La traite transatlantique et l’esclavage colonial constituent un crime contre l’humanité. Plus de 12 millions d’Africains furent déportés vers les Amériques entre le XVIᵉ et le XIXᵉ siècle, réduits en « biens meubles » par des textes comme le Code Noir. Comme le rappelait Aimé Césaire, il s’agissait d’une « chosification » de l’homme au service de l’accumulation capitaliste.
Mais l’histoire antillaise ne saurait se limiter à ce traumatisme.
De l’abîme est né un peuple nouveau, créole, qui a inventé une langue, une culture et un imaginaire singuliers. Édouard Glissant l’a montré : la créolisation est une mise en tension, parfois douloureuse, mais créatrice d’un univers imprévisible et universel.
La mémoire de l’esclavage, pour être féconde, ne peut se figer dans la rancune.
Elle doit être dite dans toute sa complexité, incluant la responsabilité des colons européens mais aussi la participation de certaines chefferies africaines. Elle ne doit pas nourrir la haine sélective, mais servir de levier de responsabilité. Frantz Fanon l’avait averti : la libération passe par la construction d’un sujet nouveau, qui ne se définit pas seulement par rapport à l’oppresseur.

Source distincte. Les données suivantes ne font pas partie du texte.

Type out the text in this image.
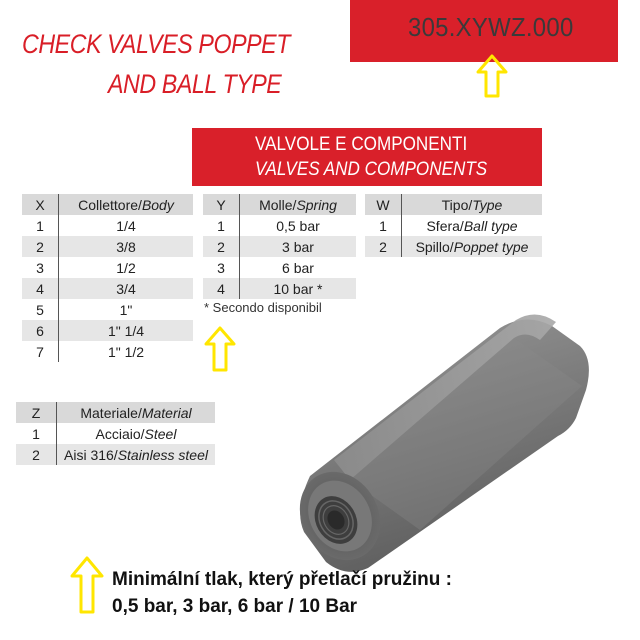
CHECK VALVES POPPET
AND BALL TYPE
305.XYWZ.000
VALVOLE E COMPONENTI
VALVES AND COMPONENTS
X	Collettore/Body
1	1/4
2	3/8
3	1/2
4	3/4
5	1"
6	1" 1/4
7	1" 1/2
Y	Molle/Spring
1	0,5 bar
2	3 bar
3	6 bar
4	10 bar *
* Secondo disponibil
W	Tipo/Type
1	Sfera/Ball type
2	Spillo/Poppet type
Z	Materiale/Material
1	Acciaio/Steel
2	Aisi 316/Stainless steel
Minimální tlak, který přetlačí pružinu :
0,5 bar, 3 bar, 6 bar / 10 Bar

D’autres peuples l’ont compris.
L’Allemagne après la Shoah, l’Afrique du Sud après l’apartheid, le Rwanda après le génocide ont choisi la vérité, la justice et parfois le pardon, pour refuser l’enfermement dans la vengeance. Ces exemples rappellent que la mémoire ne doit pas paralyser, mais ouvrir l’avenir.
Assumer la mémoire de l’esclavage, c’est choisir de vivre debout. Comme l’écrivait Césaire : « Il y a au bout du petit matin ce désir obstiné de vivre. » Tel est le défi des Antilles : transformer l’héritage du crime en un projet de société juste, digne et universel.